La chaire de recherche est un pari différent. Elle dit : nous ne savons pas encore ce que l’IA va changer à la création de mode. Alors nous allons financer quelqu’un pour le comprendre — rigoureusement, sur plusieurs années — avant de décider comment intégrer cette technologie dans nos maisons.

C’est une forme de modestie stratégique. Rare.

Ce qui se joue pour l’IFM

Pour l’Institut Français de la Mode, ce partenariat est aussi une opportunité de positionnement. L’école parisienne — fondée en 1986 — forme depuis quarante ans les directeurs créatifs, directeurs artistiques et managers du luxe mondial. Une chaire de recherche financée par LVMH sur une question qui traverse toute l’industrie lui permet de se positionner comme espace de référence intellectuelle dans le débat IA + création.

Les conclusions de la chaire alimenteront les curricula, les méthodes pédagogiques.

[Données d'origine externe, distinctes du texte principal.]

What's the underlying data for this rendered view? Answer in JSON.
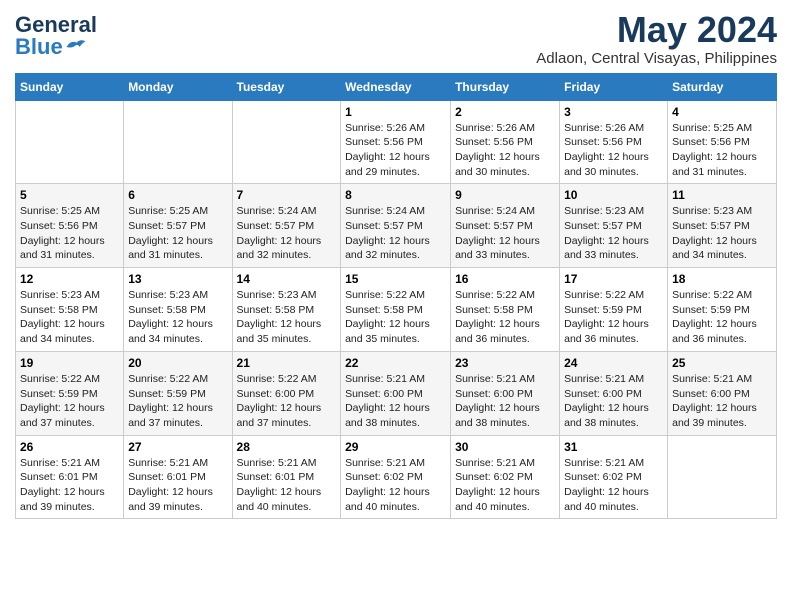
{
  "header": {
    "logo_general": "General",
    "logo_blue": "Blue",
    "month_title": "May 2024",
    "location": "Adlaon, Central Visayas, Philippines"
  },
  "days_of_week": [
    "Sunday",
    "Monday",
    "Tuesday",
    "Wednesday",
    "Thursday",
    "Friday",
    "Saturday"
  ],
  "weeks": [
    [
      {
        "day": "",
        "info": ""
      },
      {
        "day": "",
        "info": ""
      },
      {
        "day": "",
        "info": ""
      },
      {
        "day": "1",
        "info": "Sunrise: 5:26 AM\nSunset: 5:56 PM\nDaylight: 12 hours and 29 minutes."
      },
      {
        "day": "2",
        "info": "Sunrise: 5:26 AM\nSunset: 5:56 PM\nDaylight: 12 hours and 30 minutes."
      },
      {
        "day": "3",
        "info": "Sunrise: 5:26 AM\nSunset: 5:56 PM\nDaylight: 12 hours and 30 minutes."
      },
      {
        "day": "4",
        "info": "Sunrise: 5:25 AM\nSunset: 5:56 PM\nDaylight: 12 hours and 31 minutes."
      }
    ],
    [
      {
        "day": "5",
        "info": "Sunrise: 5:25 AM\nSunset: 5:56 PM\nDaylight: 12 hours and 31 minutes."
      },
      {
        "day": "6",
        "info": "Sunrise: 5:25 AM\nSunset: 5:57 PM\nDaylight: 12 hours and 31 minutes."
      },
      {
        "day": "7",
        "info": "Sunrise: 5:24 AM\nSunset: 5:57 PM\nDaylight: 12 hours and 32 minutes."
      },
      {
        "day": "8",
        "info": "Sunrise: 5:24 AM\nSunset: 5:57 PM\nDaylight: 12 hours and 32 minutes."
      },
      {
        "day": "9",
        "info": "Sunrise: 5:24 AM\nSunset: 5:57 PM\nDaylight: 12 hours and 33 minutes."
      },
      {
        "day": "10",
        "info": "Sunrise: 5:23 AM\nSunset: 5:57 PM\nDaylight: 12 hours and 33 minutes."
      },
      {
        "day": "11",
        "info": "Sunrise: 5:23 AM\nSunset: 5:57 PM\nDaylight: 12 hours and 34 minutes."
      }
    ],
    [
      {
        "day": "12",
        "info": "Sunrise: 5:23 AM\nSunset: 5:58 PM\nDaylight: 12 hours and 34 minutes."
      },
      {
        "day": "13",
        "info": "Sunrise: 5:23 AM\nSunset: 5:58 PM\nDaylight: 12 hours and 34 minutes."
      },
      {
        "day": "14",
        "info": "Sunrise: 5:23 AM\nSunset: 5:58 PM\nDaylight: 12 hours and 35 minutes."
      },
      {
        "day": "15",
        "info": "Sunrise: 5:22 AM\nSunset: 5:58 PM\nDaylight: 12 hours and 35 minutes."
      },
      {
        "day": "16",
        "info": "Sunrise: 5:22 AM\nSunset: 5:58 PM\nDaylight: 12 hours and 36 minutes."
      },
      {
        "day": "17",
        "info": "Sunrise: 5:22 AM\nSunset: 5:59 PM\nDaylight: 12 hours and 36 minutes."
      },
      {
        "day": "18",
        "info": "Sunrise: 5:22 AM\nSunset: 5:59 PM\nDaylight: 12 hours and 36 minutes."
      }
    ],
    [
      {
        "day": "19",
        "info": "Sunrise: 5:22 AM\nSunset: 5:59 PM\nDaylight: 12 hours and 37 minutes."
      },
      {
        "day": "20",
        "info": "Sunrise: 5:22 AM\nSunset: 5:59 PM\nDaylight: 12 hours and 37 minutes."
      },
      {
        "day": "21",
        "info": "Sunrise: 5:22 AM\nSunset: 6:00 PM\nDaylight: 12 hours and 37 minutes."
      },
      {
        "day": "22",
        "info": "Sunrise: 5:21 AM\nSunset: 6:00 PM\nDaylight: 12 hours and 38 minutes."
      },
      {
        "day": "23",
        "info": "Sunrise: 5:21 AM\nSunset: 6:00 PM\nDaylight: 12 hours and 38 minutes."
      },
      {
        "day": "24",
        "info": "Sunrise: 5:21 AM\nSunset: 6:00 PM\nDaylight: 12 hours and 38 minutes."
      },
      {
        "day": "25",
        "info": "Sunrise: 5:21 AM\nSunset: 6:00 PM\nDaylight: 12 hours and 39 minutes."
      }
    ],
    [
      {
        "day": "26",
        "info": "Sunrise: 5:21 AM\nSunset: 6:01 PM\nDaylight: 12 hours and 39 minutes."
      },
      {
        "day": "27",
        "info": "Sunrise: 5:21 AM\nSunset: 6:01 PM\nDaylight: 12 hours and 39 minutes."
      },
      {
        "day": "28",
        "info": "Sunrise: 5:21 AM\nSunset: 6:01 PM\nDaylight: 12 hours and 40 minutes."
      },
      {
        "day": "29",
        "info": "Sunrise: 5:21 AM\nSunset: 6:02 PM\nDaylight: 12 hours and 40 minutes."
      },
      {
        "day": "30",
        "info": "Sunrise: 5:21 AM\nSunset: 6:02 PM\nDaylight: 12 hours and 40 minutes."
      },
      {
        "day": "31",
        "info": "Sunrise: 5:21 AM\nSunset: 6:02 PM\nDaylight: 12 hours and 40 minutes."
      },
      {
        "day": "",
        "info": ""
      }
    ]
  ]
}
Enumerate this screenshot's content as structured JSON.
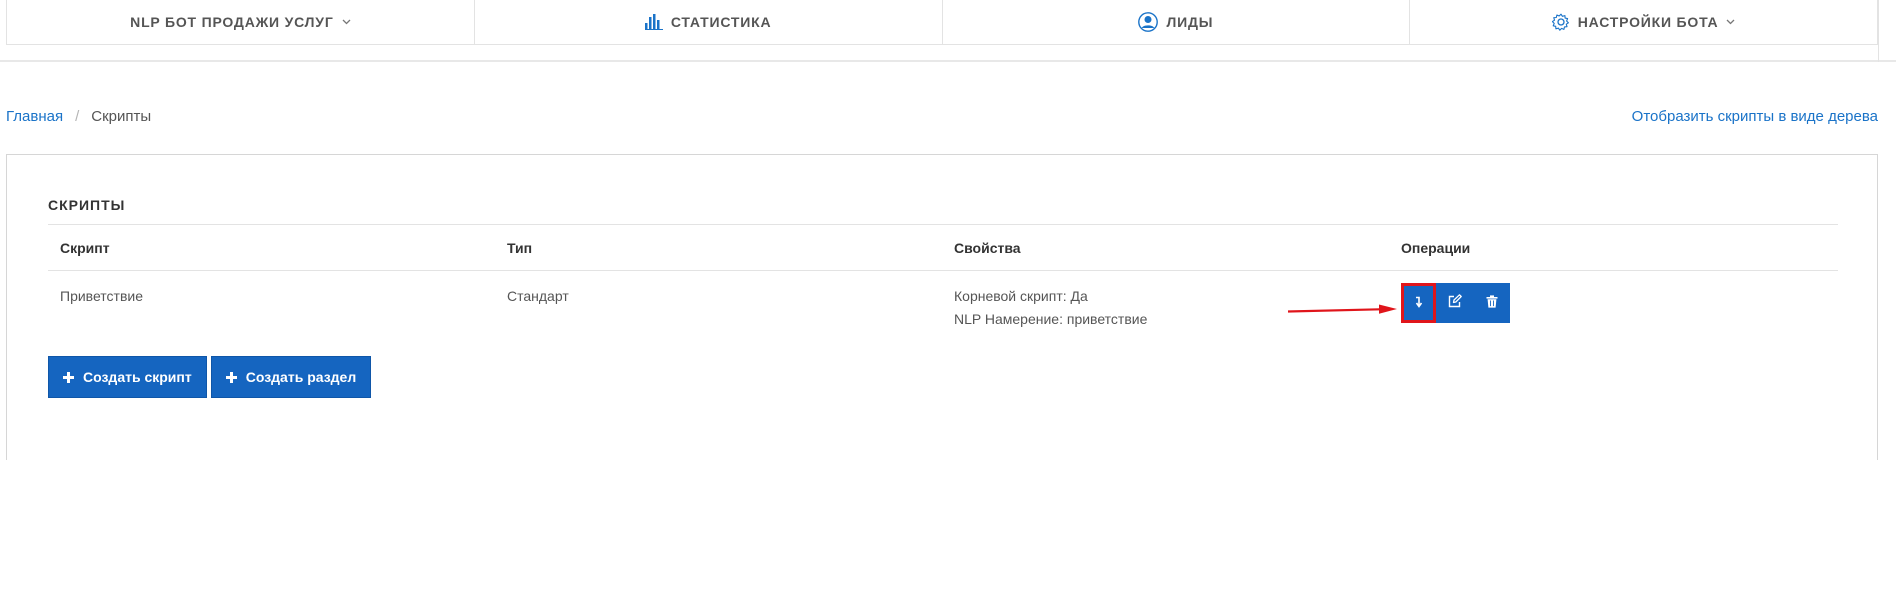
{
  "nav": {
    "items": [
      {
        "label": "NLP БОТ ПРОДАЖИ УСЛУГ",
        "icon": "chevron-down-icon"
      },
      {
        "label": "СТАТИСТИКА",
        "icon": "bar-chart-icon"
      },
      {
        "label": "ЛИДЫ",
        "icon": "user-icon"
      },
      {
        "label": "НАСТРОЙКИ БОТА",
        "icon": "gear-icon"
      }
    ]
  },
  "breadcrumb": {
    "home": "Главная",
    "separator": "/",
    "current": "Скрипты"
  },
  "tree_link": "Отобразить скрипты в виде дерева",
  "panel": {
    "title": "СКРИПТЫ",
    "columns": [
      "Скрипт",
      "Тип",
      "Свойства",
      "Операции"
    ],
    "rows": [
      {
        "script": "Приветствие",
        "type": "Стандарт",
        "props": [
          "Корневой скрипт: Да",
          "NLP Намерение: приветствие"
        ],
        "operations": [
          "move-down-icon",
          "edit-icon",
          "trash-icon"
        ]
      }
    ],
    "create_script": "Создать скрипт",
    "create_section": "Создать раздел"
  },
  "colors": {
    "accent": "#1565c0",
    "link": "#1a73c8",
    "highlight": "#e0151b"
  }
}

Si l’IFM développe un cadre rigoureux pour penser l’intégration de l’IA dans les pratiques créatives, il devient l’école dont les maisons de luxe veulent recruter les diplômés — non pas parce qu’ils maîtrisent les outils, mais parce qu’ils savent comment les penser.

La question que la chaire n’élude pas

Il reste une interrogation que ni LVMH ni l’IFM ne résolvent encore. À quel moment l’IA cesse-t-elle d’être un outil dans les mains du créateur pour devenir un substitut à la décision créative ? Est-ce que l’acheteur d’un sac Dior à 4 000 euros paie pour un objet fabriqué par des mains humaines, pour une idée née dans la tête d’un humain, ou pour les deux ? Et si les deux — dans quelle proportion ?

La chaire a vocation à formuler ces questions avec rigueur, pas à y répondre dans l’immédiat. C’est une décision de long terme. Pour un groupe dont la valeur repose sur des siècles de récit artisanal, la différence entre bien poser la question et se précipiter vers une réponse peut valoir des milliards d’euros de perception de marque.

150 000 euros par an pour s’offrir cette clarté intellectuelle : c’est probablement le meilleur investissement IA que LVMH pouvait faire en 2026.